Relaxed as she appears, though, the Kvitova serve may disturb the extra long nap she was preparing to take on Friday.
"She's got a lot of confidence coming in here, the sense of feeling of having nothing to lose, as it's her first grand slam final," she told reporters. "Also being a lefty, I think that's quite dangerous on grass, because she's been using a lot of her strengths as a lefty and playing really well throughout.
"I think on grass, with the way the spin comes out, it's a big advantage, coming from a lefty. It's a matter of seeing the ball a little bit faster and reacting."

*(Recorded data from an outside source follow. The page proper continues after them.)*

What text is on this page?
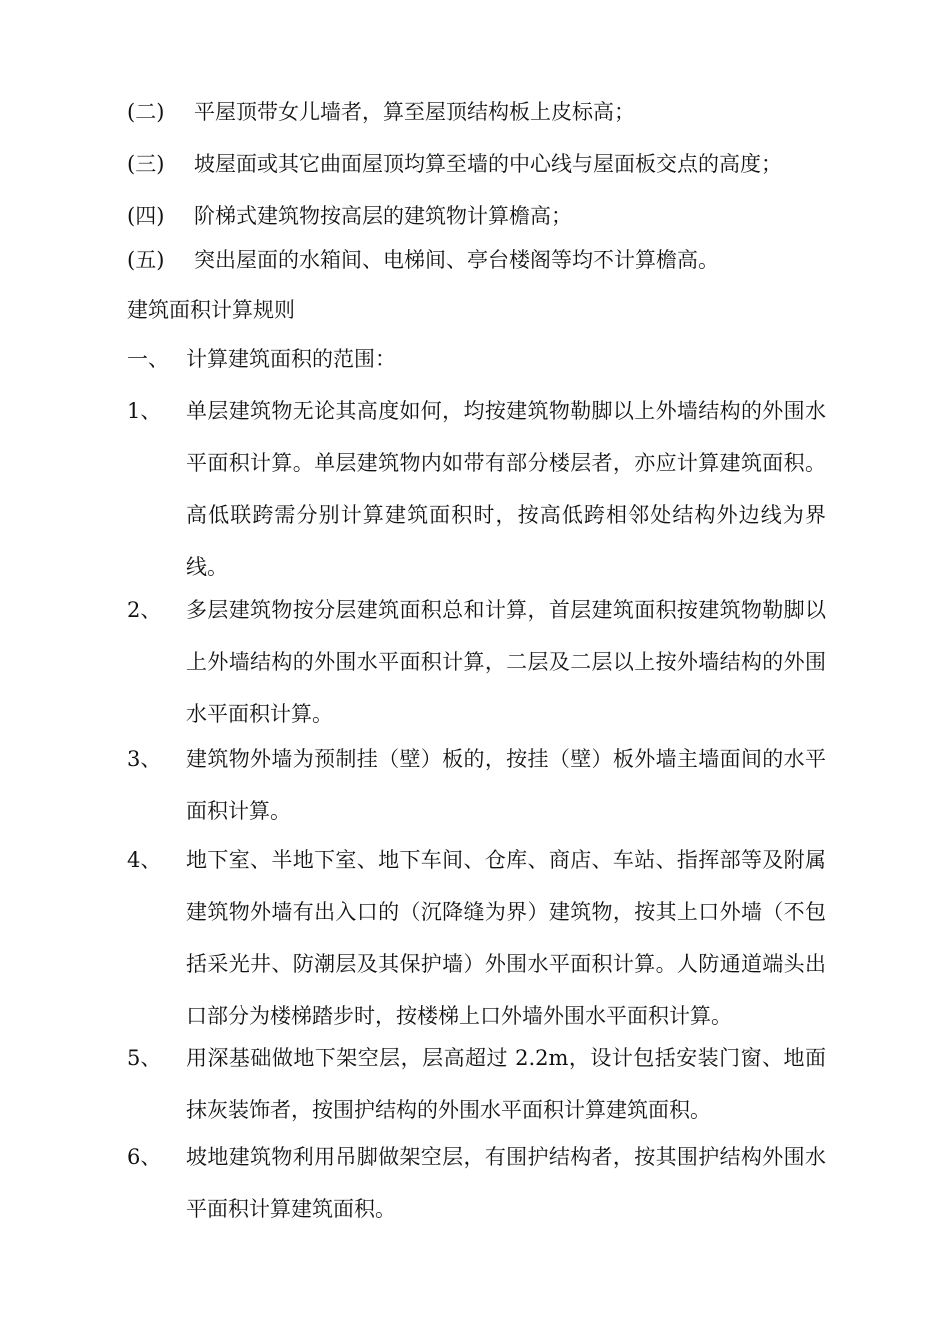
(二) 平屋顶带女儿墙者，算至屋顶结构板上皮标高；
(三) 坡屋面或其它曲面屋顶均算至墙的中心线与屋面板交点的高度；
(四) 阶梯式建筑物按高层的建筑物计算檐高；
(五) 突出屋面的水箱间、电梯间、亭台楼阁等均不计算檐高。
建筑面积计算规则
一、 计算建筑面积的范围：
1、 单层建筑物无论其高度如何，均按建筑物勒脚以上外墙结构的外围水平面积计算。单层建筑物内如带有部分楼层者，亦应计算建筑面积。高低联跨需分别计算建筑面积时，按高低跨相邻处结构外边线为界线。
2、 多层建筑物按分层建筑面积总和计算，首层建筑面积按建筑物勒脚以上外墙结构的外围水平面积计算，二层及二层以上按外墙结构的外围水平面积计算。
3、 建筑物外墙为预制挂（壁）板的，按挂（壁）板外墙主墙面间的水平面积计算。
4、 地下室、半地下室、地下车间、仓库、商店、车站、指挥部等及附属建筑物外墙有出入口的（沉降缝为界）建筑物，按其上口外墙（不包括采光井、防潮层及其保护墙）外围水平面积计算。人防通道端头出口部分为楼梯踏步时，按楼梯上口外墙外围水平面积计算。
5、 用深基础做地下架空层，层高超过 2.2m，设计包括安装门窗、地面抹灰装饰者，按围护结构的外围水平面积计算建筑面积。
6、 坡地建筑物利用吊脚做架空层，有围护结构者，按其围护结构外围水平面积计算建筑面积。
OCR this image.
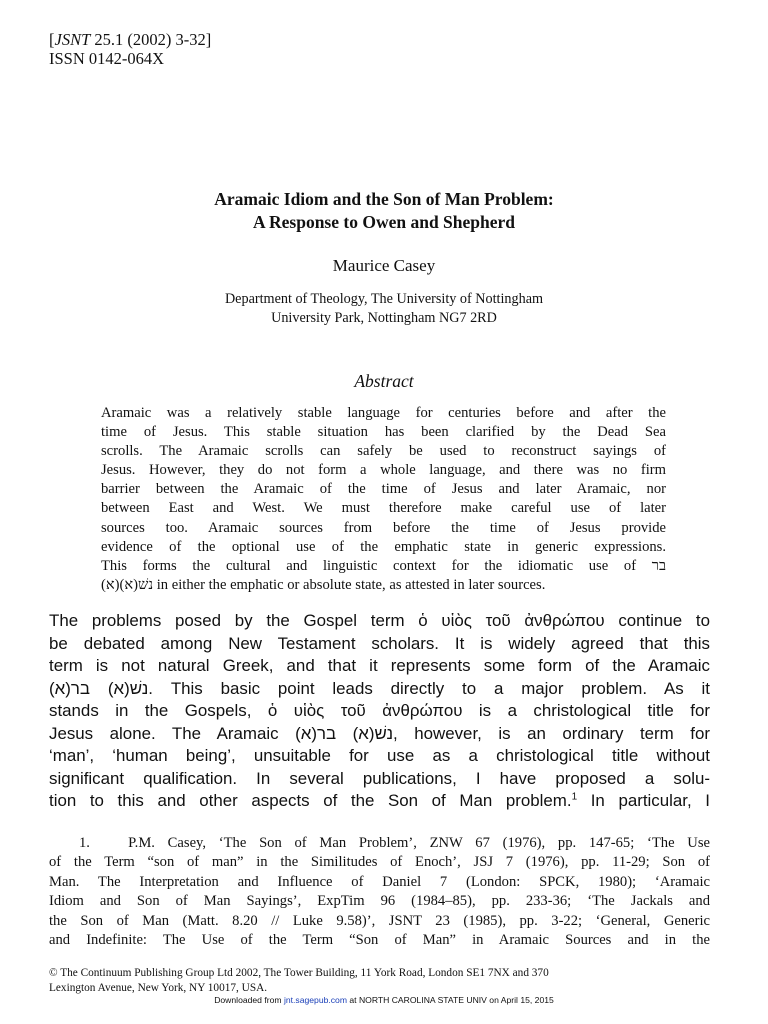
[JSNT 25.1 (2002) 3-32]
ISSN 0142-064X
Aramaic Idiom and the Son of Man Problem:
A Response to Owen and Shepherd
Maurice Casey
Department of Theology, The University of Nottingham
University Park, Nottingham NG7 2RD
Abstract
Aramaic was a relatively stable language for centuries before and after the
time of Jesus. This stable situation has been clarified by the Dead Sea
scrolls. The Aramaic scrolls can safely be used to reconstruct sayings of
Jesus. However, they do not form a whole language, and there was no firm
barrier between the Aramaic of the time of Jesus and later Aramaic, nor
between East and West. We must therefore make careful use of later
sources too. Aramaic sources from before the time of Jesus provide
evidence of the optional use of the emphatic state in generic expressions.
This forms the cultural and linguistic context for the idiomatic use of בר
(א)נשׁ(א) in either the emphatic or absolute state, as attested in later sources.
The problems posed by the Gospel term ὁ υἱὸς τοῦ ἀνθρώπου continue to
be debated among New Testament scholars. It is widely agreed that this
term is not natural Greek, and that it represents some form of the Aramaic
(א)נשׁ(א) בר. This basic point leads directly to a major problem. As it
stands in the Gospels, ὁ υἱὸς τοῦ ἀνθρώπου is a christological title for
Jesus alone. The Aramaic (א)נשׁ(א) בר, however, is an ordinary term for
‘man’, ‘human being’, unsuitable for use as a christological title without
significant qualification. In several publications, I have proposed a solu-
tion to this and other aspects of the Son of Man problem.$^1$ In particular, I
1.	P.M. Casey, ‘The Son of Man Problem’, ZNW 67 (1976), pp. 147-65; ‘The Use
of the Term “son of man” in the Similitudes of Enoch’, JSJ 7 (1976), pp. 11-29; Son of
Man. The Interpretation and Influence of Daniel 7 (London: SPCK, 1980); ‘Aramaic
Idiom and Son of Man Sayings’, ExpTim 96 (1984–85), pp. 233-36; ‘The Jackals and
the Son of Man (Matt. 8.20 // Luke 9.58)’, JSNT 23 (1985), pp. 3-22; ‘General, Generic
and Indefinite: The Use of the Term “Son of Man” in Aramaic Sources and in the
© The Continuum Publishing Group Ltd 2002, The Tower Building, 11 York Road, London SE1 7NX and 370
Lexington Avenue, New York, NY 10017, USA.
Downloaded from jnt.sagepub.com at NORTH CAROLINA STATE UNIV on April 15, 2015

Kvitova, one of a bunch of eastern Europeans to climb the rankings over the past year but who could still stroll through most cities unnoticed, was giving precious little away as she prepared for the biggest day of her career.
Hard as reporters dug for titbits of detail, Kvitova, who belongs to the same tennis club as last year's men's runner-up Tomas Berdych, was reluctant to play ball.
"I didn't speak to him about the final," she said of the Berdych link. "No, nothing special..." was her response to how she will prepare for Saturday. "It was on TV but I don't think I watched it," she shrugged about Sharapova's stunning win over Serena Williams in 2004.
Kvitova is clearly letting her tennis do the talking and so far, apart from a couple of brief lapses, it has looked capable of taking her all the way to the Venus Rosewater Dish.
"It's such a toss-up," Navratilova said. "It basically comes down to who serves better. Once the ball is in play, Sharapova has an edge, but not so big."